Let me start out by saying two things. One is that Tim Hudson was never even rumored to be on the Rockies’ free agent wishlist. The other is that hindsight is 20-20. Ok, now that that’s out of the way: Why weren’t the Colorado Rockies aggressive in pursuing Tim Hudson? I’ve had this question in the back of my mind for a few weeks now as I’ve watched Hudson pitch effectively for the rival Giants. I’m posing it now because, as I type, Tim Hudson is pitching against our Colorado Rockies. Now, Hudson could give up six runs in Coors Field today, but that’s a moot point. No matter what happens in the game today, I think this question is valid: Why is Tim Hudson pitching against the Rockies today rather than for them?
One answer to that question could just be the normal: “he doesn’t want to pitch in Coors.” For the most part, I’m very receptive to that argument, but not in Tim Hudson’s case. Hudson, at 38 years old, isn’t a pitcher who is looking to prove himself or looking to boost his stats for his next contract. With four top-six Cy Young award finishes and a 3.42 career ERA in 434 career starts, Hudson has already proven himself. Unless he suddenly becomes the best pitcher in baseball, what he does these final two or three years will have little impact on his lasting image as one of the starting pitchers for those great Atlanta Braves teams.
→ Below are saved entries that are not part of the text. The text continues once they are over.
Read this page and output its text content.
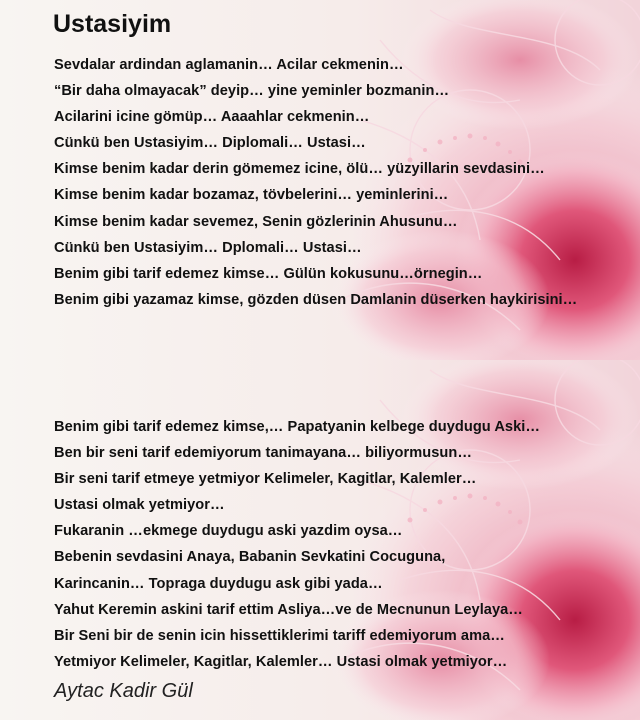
Ustasiyim
Sevdalar ardindan aglamanin… Acilar cekmenin…
“Bir daha olmayacak” deyip… yine yeminler bozmanin…
Acilarini icine gömüp… Aaaahlar cekmenin…
Cünkü ben Ustasiyim… Diplomali… Ustasi…
Kimse benim kadar derin gömemez icine, ölü… yüzyillarin sevdasini…
Kimse benim kadar bozamaz, tövbelerini… yeminlerini…
Kimse benim kadar sevemez, Senin gözlerinin Ahusunu…
Cünkü ben Ustasiyim… Dplomali… Ustasi…
Benim gibi tarif edemez kimse… Gülün kokusunu…örnegin…
Benim gibi yazamaz kimse, gözden düsen Damlanin düserken haykirisini…
Benim gibi tarif edemez kimse,… Papatyanin kelbege duydugu Aski…
Ben bir seni tarif edemiyorum tanimayana… biliyormusun…
Bir seni tarif etmeye yetmiyor Kelimeler, Kagitlar, Kalemler…
Ustasi olmak yetmiyor…
Fukaranin …ekmege duydugu aski yazdim oysa…
Bebenin sevdasini Anaya, Babanin Sevkatini Cocuguna,
Karincanin… Topraga duydugu ask gibi yada…
Yahut Keremin askini tarif ettim Asliya…ve de Mecnunun Leylaya…
Bir Seni bir de senin icin hissettiklerimi tariff edemiyorum ama…
Yetmiyor Kelimeler, Kagitlar, Kalemler… Ustasi olmak yetmiyor…
Aytac Kadir Gül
This is also most likely Hudson’s last contract, and certainly his last big deal (he got two years and $23 million from the Giants). I think it’s fairly safe to say that Hudson wouldn’t have been especially averse to pitching in Colorado had the Rockies shown interest in giving him a larger deal than the two years, 11.5 million dollars per year deal he eventually got.
Tim Hudson would have been perfect for the Rockies. First of all, in terms of sheer experience, he’s the type of pitcher the Rockies don’t have. Jorge De La Rosa, the Rockies’ oldest starter at 33, has never thrown 200 innings in a season. Neither has Juan Nicasio or Jhoulys Chacin or Brett Anderson. Hudson has done it eight times, and seems on his way to doing it again.
That might not seem like an important stat, but it’s important that Hudson is durable, because many pitchers are less than durable (we’ve seen that this year with Chacin, Anderson, and Tyler Chatwood already having spent stints on the DL). How much of an impact would a 38-year old starter made in terms of influencing the younger starters? It’s hard to know, but I think there’s something there, and that something is exponentially more important because the Rockies have two promising young starters- Jon Gray and Eddie Butler- who are going to have pressure heaped upon them. You think those two would appreciate having Tim Hudson around when they finally make the big league team? The answer is yes.
But Hudson would also have been a good signing because of the way he pitches. In order to be a successful pitcher in Coors Field, it’s imperative to induce a lot of ground balls. The altitude can’t affect ground balls as much as it can balls hit in the air, can it? Check this out: since 2000 (an entirely arbitrary starting point except for the fact that it’s a nice round number and also Hudson’s first full season), Hudson has the fourth best ground ball rate (58.6%) of the 151 pitchers who have thrown 1000 innings. He’s behind Brandon Webb, Derek Lowe, and Jake Westbrook. That’s it. Think about that 58.6% number for a little bit, because it’s really good. And it’s not as if Hudson’s ground ball rate has decreased as he’s aged, either. Prior to today’s game against the Rockies, Hudson’s ground ball rate was 61.7%, second best among qualified starters.
Hudson also has tremendous control, with the best walk rate of ANY qualified starter coming into today’s game. That’s important because it means that, even if Hudson isn’t at his best, he manages to avoid big innings because of his propensity to let hitters hit the ball on the ground. And if hitters hit the ball on the ground with Troy Tulowitzki, Nolan Arenado, DJ LeMahieu, and Justin Morneau in the infield? Good luck finding holes to hit the ball through.
In the end, Tim Hudson would have been just what the doctor ordered for the Colorado Rockies. He keeps the ball on the ground, has great control, and is an experienced pitcher who could have tutored Jon Gray and Eddie Butler while keeping the pressure off the promising pitchers. For some reason, though, be it money or age, the Rockies weren’t interested enough to offer Hudson a deal that surpassed San Francisco’s relatively modest offer. The Rockies are in a decent position now, but where would they be if they had Hudson in the rotation and not, say, Franklin Morales? We’ll never know, but I wish we’d had a chance to.